Убедившись по выражению лица гаишника, что до него дошли его последние слова, министр достал из стола калькулятор: предстояла ответственная работа. Сосредоточившись, он набрал число десять тысяч. Подумал немного и уменьшил стоимость покрышки до восьми. Затем, имея в виду, что дырявые покрышки уходят за четверть, но по две штуки, разделил стоимость на четыре и умножил на два. "Это с одного водилы, а их у нас - как грязи", - улыбнулся он и с удовольствием умножил получившееся число на миллион четыреста тысяч. Снова задумался ненадолго, глядя на замершего в ожидании гаишника, и поделил число на два, решив, что поровну - значит по-честному. Но спокойно полюбоваться отменным результатом ему не довелось, поскольку он с раздражением вспомнил о вышестоящих товарищах: их иждивенчество всегда выводило министра из себя. Без колебаний умножил результат на полтора, потому что не имел привычки что-либо делать себе в ущерб. Покончив с расчетами, взял калькулятор за угол и ловко метнул его вскользь по длинному столу для заседаний. Калькулятор полетел, закрутился волчком по полированной поверхности, задел хрустальную подставку под графином, отскочил наискосок и замер у дальнего края стола.
- Ознакомься! - приказал министр глухим могильным голосом.
Главный гаишник с трудом стронулся с места и двинулся за приговором. На ватных ногах добрался до калькулятора на конце стола, боязливо взглянул на число с длинным хвостом нулей и остолбенел от невиданной доселе жадности министра.
Министр довольно улыбался, глядя на полуживого гаишника.
Придя в себя и осознав, что его нагло обокрали, гаишник с мольбой и печалью в глазах посмотрел на министра.
- Господин министр... - начал он и по-настоящему закашлялся - без актерства. - Понимаете... я же не один... у меня люди... много людей...

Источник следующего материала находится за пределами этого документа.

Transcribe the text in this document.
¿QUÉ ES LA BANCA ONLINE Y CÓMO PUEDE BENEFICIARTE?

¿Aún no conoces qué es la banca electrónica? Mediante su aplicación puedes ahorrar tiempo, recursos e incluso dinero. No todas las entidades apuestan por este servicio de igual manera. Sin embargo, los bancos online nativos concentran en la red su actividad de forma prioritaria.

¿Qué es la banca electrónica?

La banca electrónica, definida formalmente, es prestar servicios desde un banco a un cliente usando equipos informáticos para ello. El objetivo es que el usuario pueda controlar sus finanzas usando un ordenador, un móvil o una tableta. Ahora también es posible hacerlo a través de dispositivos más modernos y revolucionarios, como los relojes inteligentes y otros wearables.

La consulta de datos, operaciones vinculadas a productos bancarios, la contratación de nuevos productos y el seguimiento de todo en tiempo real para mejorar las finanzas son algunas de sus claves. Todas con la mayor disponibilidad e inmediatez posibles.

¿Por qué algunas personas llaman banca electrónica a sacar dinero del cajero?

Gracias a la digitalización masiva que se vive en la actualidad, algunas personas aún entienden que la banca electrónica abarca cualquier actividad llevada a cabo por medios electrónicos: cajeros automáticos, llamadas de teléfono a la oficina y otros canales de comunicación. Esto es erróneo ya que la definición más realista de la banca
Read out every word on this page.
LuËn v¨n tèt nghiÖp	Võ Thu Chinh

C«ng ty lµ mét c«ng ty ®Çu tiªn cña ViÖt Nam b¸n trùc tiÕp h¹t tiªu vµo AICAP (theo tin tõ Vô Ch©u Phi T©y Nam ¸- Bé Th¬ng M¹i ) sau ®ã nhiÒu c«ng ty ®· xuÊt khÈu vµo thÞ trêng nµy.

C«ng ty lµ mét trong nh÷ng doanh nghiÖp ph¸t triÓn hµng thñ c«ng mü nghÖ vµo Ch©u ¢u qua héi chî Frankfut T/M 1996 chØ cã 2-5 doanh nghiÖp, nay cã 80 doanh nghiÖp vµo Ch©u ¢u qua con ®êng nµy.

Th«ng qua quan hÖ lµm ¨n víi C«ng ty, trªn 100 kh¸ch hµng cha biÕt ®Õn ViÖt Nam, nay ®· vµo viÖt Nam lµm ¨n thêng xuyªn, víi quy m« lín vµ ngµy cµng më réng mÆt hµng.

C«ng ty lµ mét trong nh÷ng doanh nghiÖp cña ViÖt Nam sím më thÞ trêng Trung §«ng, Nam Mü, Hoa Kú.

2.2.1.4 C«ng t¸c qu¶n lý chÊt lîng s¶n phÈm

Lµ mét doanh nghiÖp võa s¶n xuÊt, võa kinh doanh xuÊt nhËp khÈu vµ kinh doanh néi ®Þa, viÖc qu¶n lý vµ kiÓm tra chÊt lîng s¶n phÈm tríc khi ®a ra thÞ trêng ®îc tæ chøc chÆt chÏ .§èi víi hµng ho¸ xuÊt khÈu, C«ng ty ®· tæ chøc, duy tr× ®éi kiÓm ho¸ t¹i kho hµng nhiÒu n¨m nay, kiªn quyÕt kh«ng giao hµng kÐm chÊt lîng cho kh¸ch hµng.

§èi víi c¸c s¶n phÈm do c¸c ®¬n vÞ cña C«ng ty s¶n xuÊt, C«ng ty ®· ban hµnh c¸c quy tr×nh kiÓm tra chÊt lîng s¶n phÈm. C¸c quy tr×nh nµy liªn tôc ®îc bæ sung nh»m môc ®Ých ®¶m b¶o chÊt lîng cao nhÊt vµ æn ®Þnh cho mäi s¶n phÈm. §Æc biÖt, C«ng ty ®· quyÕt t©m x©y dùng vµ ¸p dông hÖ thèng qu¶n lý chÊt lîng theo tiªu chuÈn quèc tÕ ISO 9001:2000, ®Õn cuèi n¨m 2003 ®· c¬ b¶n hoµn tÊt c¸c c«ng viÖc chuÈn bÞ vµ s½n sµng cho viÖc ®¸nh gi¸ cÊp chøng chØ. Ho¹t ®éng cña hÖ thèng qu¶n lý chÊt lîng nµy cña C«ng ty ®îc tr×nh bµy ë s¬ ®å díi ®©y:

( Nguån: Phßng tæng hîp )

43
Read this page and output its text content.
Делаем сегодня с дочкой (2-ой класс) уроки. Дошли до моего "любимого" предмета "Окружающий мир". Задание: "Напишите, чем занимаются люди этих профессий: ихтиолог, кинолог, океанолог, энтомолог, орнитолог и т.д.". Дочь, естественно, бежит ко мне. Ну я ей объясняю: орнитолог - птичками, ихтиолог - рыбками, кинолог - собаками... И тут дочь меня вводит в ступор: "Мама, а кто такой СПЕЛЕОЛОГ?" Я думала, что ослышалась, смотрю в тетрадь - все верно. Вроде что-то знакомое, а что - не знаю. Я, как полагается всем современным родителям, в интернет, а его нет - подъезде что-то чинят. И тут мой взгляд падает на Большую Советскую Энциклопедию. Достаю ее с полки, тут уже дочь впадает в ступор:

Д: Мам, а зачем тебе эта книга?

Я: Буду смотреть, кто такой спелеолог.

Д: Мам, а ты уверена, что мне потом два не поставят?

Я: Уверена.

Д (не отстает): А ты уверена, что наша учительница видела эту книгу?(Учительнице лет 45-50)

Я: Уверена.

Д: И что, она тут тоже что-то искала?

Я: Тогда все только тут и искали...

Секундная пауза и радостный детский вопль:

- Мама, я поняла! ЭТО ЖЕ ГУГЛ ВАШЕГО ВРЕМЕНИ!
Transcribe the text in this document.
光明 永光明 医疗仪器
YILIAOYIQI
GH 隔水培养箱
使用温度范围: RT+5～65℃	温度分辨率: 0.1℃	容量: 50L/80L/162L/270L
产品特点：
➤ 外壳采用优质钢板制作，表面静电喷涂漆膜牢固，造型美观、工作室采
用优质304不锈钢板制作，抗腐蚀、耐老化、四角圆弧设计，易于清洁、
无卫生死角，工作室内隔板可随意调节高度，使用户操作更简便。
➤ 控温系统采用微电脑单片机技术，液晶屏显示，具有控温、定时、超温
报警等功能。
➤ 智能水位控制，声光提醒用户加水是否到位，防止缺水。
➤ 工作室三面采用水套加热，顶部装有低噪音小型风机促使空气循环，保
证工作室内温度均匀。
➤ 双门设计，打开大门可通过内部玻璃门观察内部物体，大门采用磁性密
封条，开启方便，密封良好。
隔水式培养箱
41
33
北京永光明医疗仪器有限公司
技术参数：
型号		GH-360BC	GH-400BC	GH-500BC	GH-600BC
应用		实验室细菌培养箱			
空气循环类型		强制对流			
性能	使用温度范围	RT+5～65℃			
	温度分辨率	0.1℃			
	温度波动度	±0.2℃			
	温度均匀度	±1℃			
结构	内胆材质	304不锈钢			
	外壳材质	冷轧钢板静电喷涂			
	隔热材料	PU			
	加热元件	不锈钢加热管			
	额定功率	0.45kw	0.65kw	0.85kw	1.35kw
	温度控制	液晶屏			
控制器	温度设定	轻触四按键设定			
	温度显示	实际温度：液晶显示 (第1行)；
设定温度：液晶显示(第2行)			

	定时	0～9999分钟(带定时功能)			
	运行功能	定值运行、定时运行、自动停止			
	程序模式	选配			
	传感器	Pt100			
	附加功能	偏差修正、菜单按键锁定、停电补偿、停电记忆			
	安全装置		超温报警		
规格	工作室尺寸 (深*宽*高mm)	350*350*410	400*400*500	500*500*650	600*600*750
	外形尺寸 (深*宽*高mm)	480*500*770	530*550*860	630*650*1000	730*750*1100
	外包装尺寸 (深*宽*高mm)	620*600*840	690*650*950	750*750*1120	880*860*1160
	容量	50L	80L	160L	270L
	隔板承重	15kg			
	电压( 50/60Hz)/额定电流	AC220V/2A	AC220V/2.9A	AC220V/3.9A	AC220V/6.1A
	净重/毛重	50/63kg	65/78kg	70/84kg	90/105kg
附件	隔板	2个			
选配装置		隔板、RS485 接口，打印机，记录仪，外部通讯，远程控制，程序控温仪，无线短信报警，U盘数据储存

- И что? - угрожающе спросил министр и забарабанил нетерпеливыми пальцами по зеленому сукну.
- Господин министр...
Гаишник в муках подыскивал хоть какой-нибудь аргумент, который мог бы спасти положение, и не находил его.
- Извините, господин министр, вы же знаете, у нас наступили не лучшие времена.
Но министр не испытывал ни малейшего желания выслушивать сетования гаишника на что бы то ни было - тем более на условия его работы.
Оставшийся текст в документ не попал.